Reuters reported on March 8 that the lawsuit, accusing Binance of selling unregistered tokens in violation of US securities laws, has been revived. Investors allege that tokens sold by the exchange suffered significant losses, sparking legal action.
The appeals court ruling also allows investors to pursue claims related to purchases made up to a year before the lawsuit’s filing. Tokens such as aelf (ELF), EOS (EOS), FUNToken (FUN), Icon (ICX), OMG Network (OMG), Quantstamp (QSP), and Tron (TRX) bought through Binance starting in 2017 reportedly plummeted in value.
Despite Binance’s claims that US securities laws do not apply due to its offshore location, legal challenges persist. Earlier in February, a court approved a plea deal requiring Binance to pay $4.3 billion for violating anti-money laundering laws.

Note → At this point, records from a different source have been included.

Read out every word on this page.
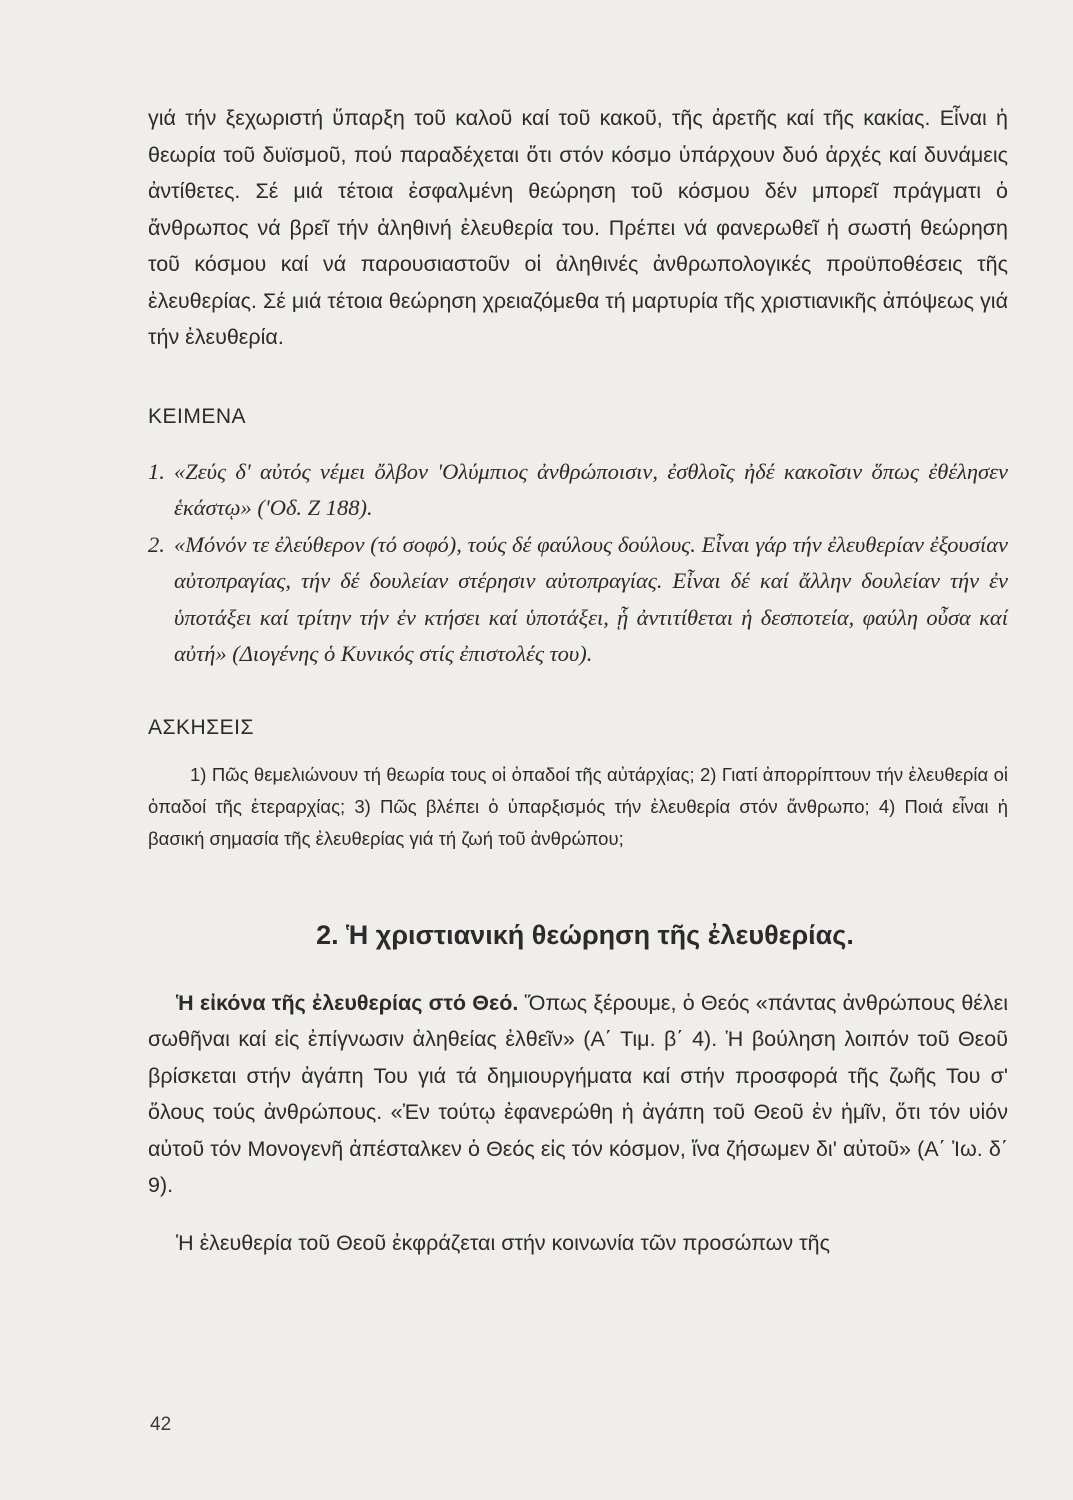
γιά τήν ξεχωριστή ὕπαρξη τοῦ καλοῦ καί τοῦ κακοῦ, τῆς ἀρετῆς καί τῆς κακίας. Εἶναι ἡ θεωρία τοῦ δυϊσμοῦ, πού παραδέχεται ὅτι στόν κόσμο ὑπάρχουν δυό ἀρχές καί δυνάμεις ἀντίθετες. Σέ μιά τέτοια ἐσφαλμένη θεώρηση τοῦ κόσμου δέν μπορεῖ πράγματι ὁ ἄνθρωπος νά βρεῖ τήν ἀληθινή ἐλευθερία του. Πρέπει νά φανερωθεῖ ἡ σωστή θεώρηση τοῦ κόσμου καί νά παρουσιαστοῦν οἱ ἀληθινές ἀνθρωπολογικές προϋποθέσεις τῆς ἐλευθερίας. Σέ μιά τέτοια θεώρηση χρειαζόμεθα τή μαρτυρία τῆς χριστιανικῆς ἀπόψεως γιά τήν ἐλευθερία.

ΚΕΙΜΕΝΑ
1. «Ζεύς δ' αὐτός νέμει ὄλβον 'Ολύμπιος ἀνθρώποισιν, ἐσθλοῖς ἠδέ κακοῖσιν ὅπως ἐθέλησεν ἑκάστῳ» ('Οδ. Ζ 188).
2. «Μόνόν τε ἐλεύθερον (τό σοφό), τούς δέ φαύλους δούλους. Εἶναι γάρ τήν ἐλευθερίαν ἐξουσίαν αὐτοπραγίας, τήν δέ δουλείαν στέρησιν αὐτοπραγίας. Εἶναι δέ καί ἄλλην δουλείαν τήν ἐν ὑποτάξει καί τρίτην τήν ἐν κτήσει καί ὑποτάξει, ᾗ ἀντιτίθεται ἡ δεσποτεία, φαύλη οὖσα καί αὐτή» (Διογένης ὁ Κυνικός στίς ἐπιστολές του).
ΑΣΚΗΣΕΙΣ

1) Πῶς θεμελιώνουν τή θεωρία τους οἱ ὀπαδοί τῆς αὐτάρχίας; 2) Γιατί ἀπορρίπτουν τήν ἐλευθερία οἱ ὀπαδοί τῆς ἑτεραρχίας; 3) Πῶς βλέπει ὁ ὑπαρξισμός τήν ἐλευθερία στόν ἄνθρωπο; 4) Ποιά εἶναι ἡ βασική σημασία τῆς ἐλευθερίας γιά τή ζωή τοῦ ἀνθρώπου;

2. Ἡ χριστιανική θεώρηση τῆς ἐλευθερίας.

Ἡ εἰκόνα τῆς ἐλευθερίας στό Θεό. Ὅπως ξέρουμε, ὁ Θεός «πάντας ἀνθρώπους θέλει σωθῆναι καί εἰς ἐπίγνωσιν ἀληθείας ἐλθεῖν» (Α΄ Τιμ. β΄ 4). Ἡ βούληση λοιπόν τοῦ Θεοῦ βρίσκεται στήν ἀγάπη Του γιά τά δημιουργήματα καί στήν προσφορά τῆς ζωῆς Του σ' ὅλους τούς ἀνθρώπους. «Ἐν τούτῳ ἐφανερώθη ἡ ἀγάπη τοῦ Θεοῦ ἐν ἡμῖν, ὅτι τόν υἱόν αὐτοῦ τόν Μονογενῆ ἀπέσταλκεν ὁ Θεός εἰς τόν κόσμον, ἵνα ζήσωμεν δι' αὐτοῦ» (Α΄ Ἰω. δ΄ 9).

Ἡ ἐλευθερία τοῦ Θεοῦ ἐκφράζεται στήν κοινωνία τῶν προσώπων τῆς

42
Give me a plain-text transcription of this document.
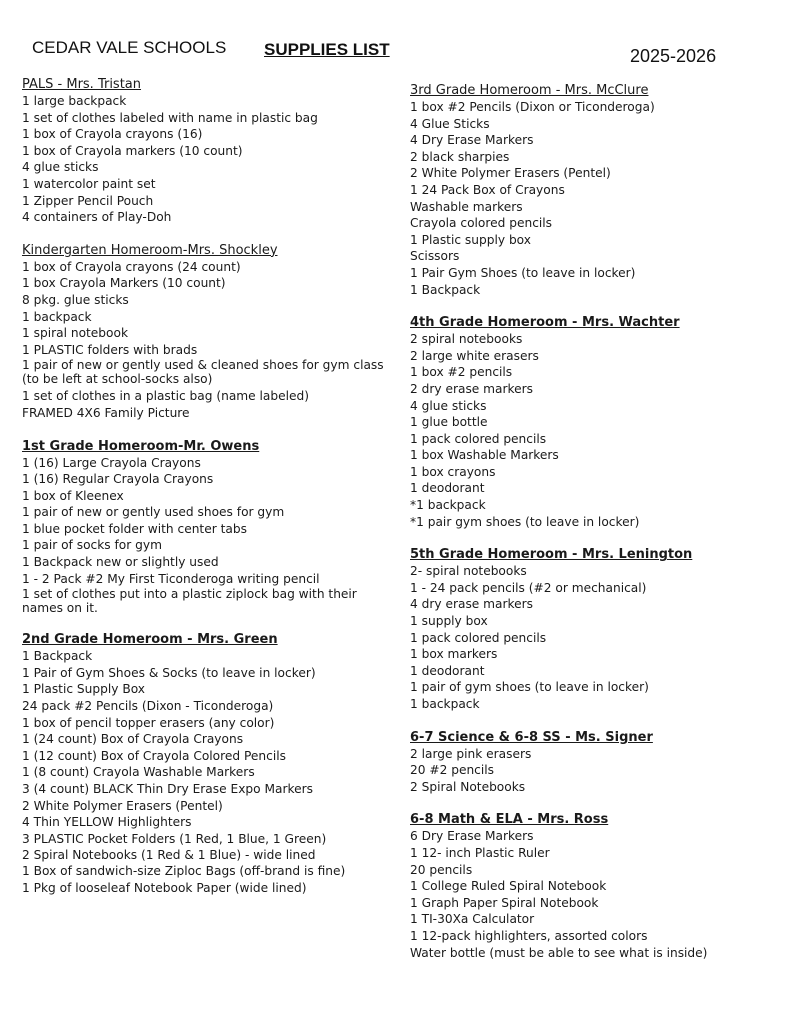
CEDAR VALE SCHOOLS SUPPLIES LIST	2025-2026
PALS - Mrs. Tristan
1 large backpack
1 set of clothes labeled with name in plastic bag
1 box of Crayola crayons (16)
1 box of Crayola markers (10 count)
4 glue sticks
1 watercolor paint set
1 Zipper Pencil Pouch
4 containers of Play-Doh
Kindergarten Homeroom-Mrs. Shockley
1 box of Crayola crayons (24 count)
1 box Crayola Markers (10 count)
8 pkg. glue sticks
1 backpack
1 spiral notebook
1 PLASTIC folders with brads
1 pair of new or gently used & cleaned shoes for gym class (to be left at school-socks also)
1 set of clothes in a plastic bag (name labeled)
FRAMED 4X6 Family Picture
1st Grade Homeroom-Mr. Owens
1 (16) Large Crayola Crayons
1 (16) Regular Crayola Crayons
1 box of Kleenex
1 pair of new or gently used shoes for gym
1 blue pocket folder with center tabs
1 pair of socks for gym
1 Backpack new or slightly used
1 - 2 Pack #2 My First Ticonderoga writing pencil
1 set of clothes put into a plastic ziplock bag with their names on it.
2nd Grade Homeroom - Mrs. Green
1 Backpack
1 Pair of Gym Shoes & Socks (to leave in locker)
1 Plastic Supply Box
24 pack #2 Pencils (Dixon - Ticonderoga)
1 box of pencil topper erasers (any color)
1 (24 count) Box of Crayola Crayons
1 (12 count) Box of Crayola Colored Pencils
1 (8 count) Crayola Washable Markers
3 (4 count) BLACK Thin Dry Erase Expo Markers
2 White Polymer Erasers (Pentel)
4 Thin YELLOW Highlighters
3 PLASTIC Pocket Folders (1 Red, 1 Blue, 1 Green)
2 Spiral Notebooks (1 Red & 1 Blue) - wide lined
1 Box of sandwich-size Ziploc Bags (off-brand is fine)
1 Pkg of looseleaf Notebook Paper (wide lined)
3rd Grade Homeroom - Mrs. McClure
1 box #2 Pencils (Dixon or Ticonderoga)
4 Glue Sticks
4 Dry Erase Markers
2 black sharpies
2 White Polymer Erasers (Pentel)
1 24 Pack Box of Crayons
Washable markers
Crayola colored pencils
1 Plastic supply box
Scissors
1 Pair Gym Shoes (to leave in locker)
1 Backpack
4th Grade Homeroom - Mrs. Wachter
2 spiral notebooks
2 large white erasers
1 box #2 pencils
2 dry erase markers
4 glue sticks
1 glue bottle
1 pack colored pencils
1 box Washable Markers
1 box crayons
1 deodorant
*1 backpack
*1 pair gym shoes (to leave in locker)
5th Grade Homeroom - Mrs. Lenington
2- spiral notebooks
1 - 24 pack pencils (#2 or mechanical)
4 dry erase markers
1 supply box
1 pack colored pencils
1 box markers
1 deodorant
1 pair of gym shoes (to leave in locker)
1 backpack
6-7 Science & 6-8 SS - Ms. Signer
2 large pink erasers
20 #2 pencils
2 Spiral Notebooks
6-8 Math & ELA - Mrs. Ross
6 Dry Erase Markers
1 12- inch Plastic Ruler
20 pencils
1 College Ruled Spiral Notebook
1 Graph Paper Spiral Notebook
1 TI-30Xa Calculator
1 12-pack highlighters, assorted colors
Water bottle (must be able to see what is inside)
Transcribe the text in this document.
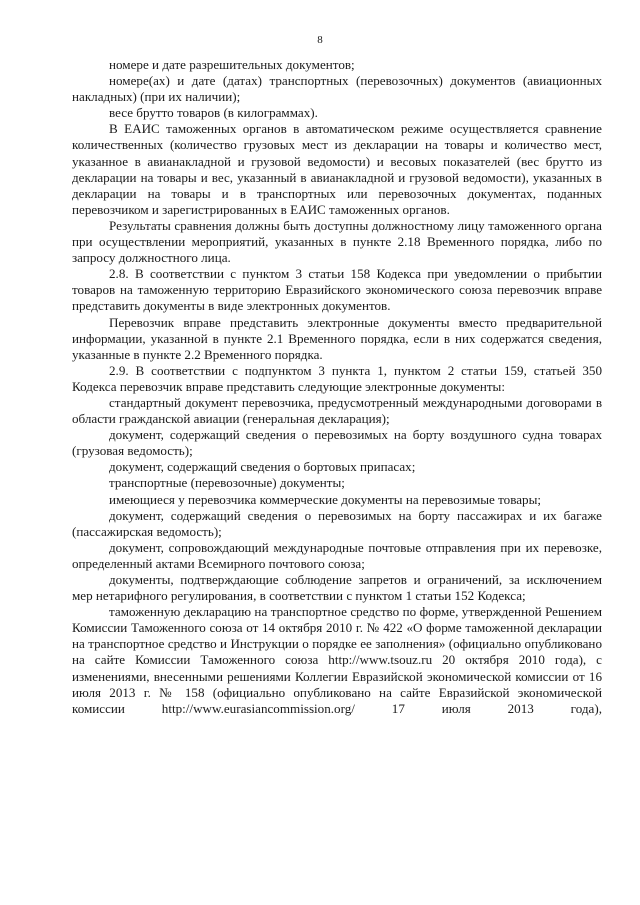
8

номере и дате разрешительных документов;

номере(ах) и дате (датах) транспортных (перевозочных) документов (авиационных накладных) (при их наличии);

весе брутто товаров (в килограммах).

В ЕАИС таможенных органов в автоматическом режиме осуществляется сравнение количественных (количество грузовых мест из декларации на товары и количество мест, указанное в авианакладной и грузовой ведомости) и весовых показателей (вес брутто из декларации на товары и вес, указанный в авианакладной и грузовой ведомости), указанных в декларации на товары и в транспортных или перевозочных документах, поданных перевозчиком и зарегистрированных в ЕАИС таможенных органов.

Результаты сравнения должны быть доступны должностному лицу таможенного органа при осуществлении мероприятий, указанных в пункте 2.18 Временного порядка, либо по запросу должностного лица.

2.8. В соответствии с пунктом 3 статьи 158 Кодекса при уведомлении о прибытии товаров на таможенную территорию Евразийского экономического союза перевозчик вправе представить документы в виде электронных документов.

Перевозчик вправе представить электронные документы вместо предварительной информации, указанной в пункте 2.1 Временного порядка, если в них содержатся сведения, указанные в пункте 2.2 Временного порядка.

2.9. В соответствии с подпунктом 3 пункта 1, пунктом 2 статьи 159, статьей 350 Кодекса перевозчик вправе представить следующие электронные документы:

стандартный документ перевозчика, предусмотренный международными договорами в области гражданской авиации (генеральная декларация);

документ, содержащий сведения о перевозимых на борту воздушного судна товарах (грузовая ведомость);

документ, содержащий сведения о бортовых припасах;

транспортные (перевозочные) документы;

имеющиеся у перевозчика коммерческие документы на перевозимые товары;

документ, содержащий сведения о перевозимых на борту пассажирах и их багаже (пассажирская ведомость);

документ, сопровождающий международные почтовые отправления при их перевозке, определенный актами Всемирного почтового союза;

документы, подтверждающие соблюдение запретов и ограничений, за исключением мер нетарифного регулирования, в соответствии с пунктом 1 статьи 152 Кодекса;

таможенную декларацию на транспортное средство по форме, утвержденной Решением Комиссии Таможенного союза от 14 октября 2010 г. № 422 «О форме таможенной декларации на транспортное средство и Инструкции о порядке ее заполнения» (официально опубликовано на сайте Комиссии Таможенного союза http://www.tsouz.ru 20 октября 2010 года), с изменениями, внесенными решениями Коллегии Евразийской экономической комиссии от 16 июля 2013 г. № 158 (официально опубликовано на сайте Евразийской экономической комиссии http://www.eurasiancommission.org/ 17 июля 2013 года),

District Judge Richard Jones highlighted Binance’s deliberate non-compliance with US laws.
The approval followed allegations that Binance served clients in sanctioned countries, including terrorist organizations and drug traffickers, contravening US laws. Binance’s founder and CEO, Changpeng Zhao, admitted guilt on behalf of the company and himself.
In the wake of these legal issues, Richard Teng, formerly overseeing all markets outside the US, assumes leadership as the new head of the crypto exchange.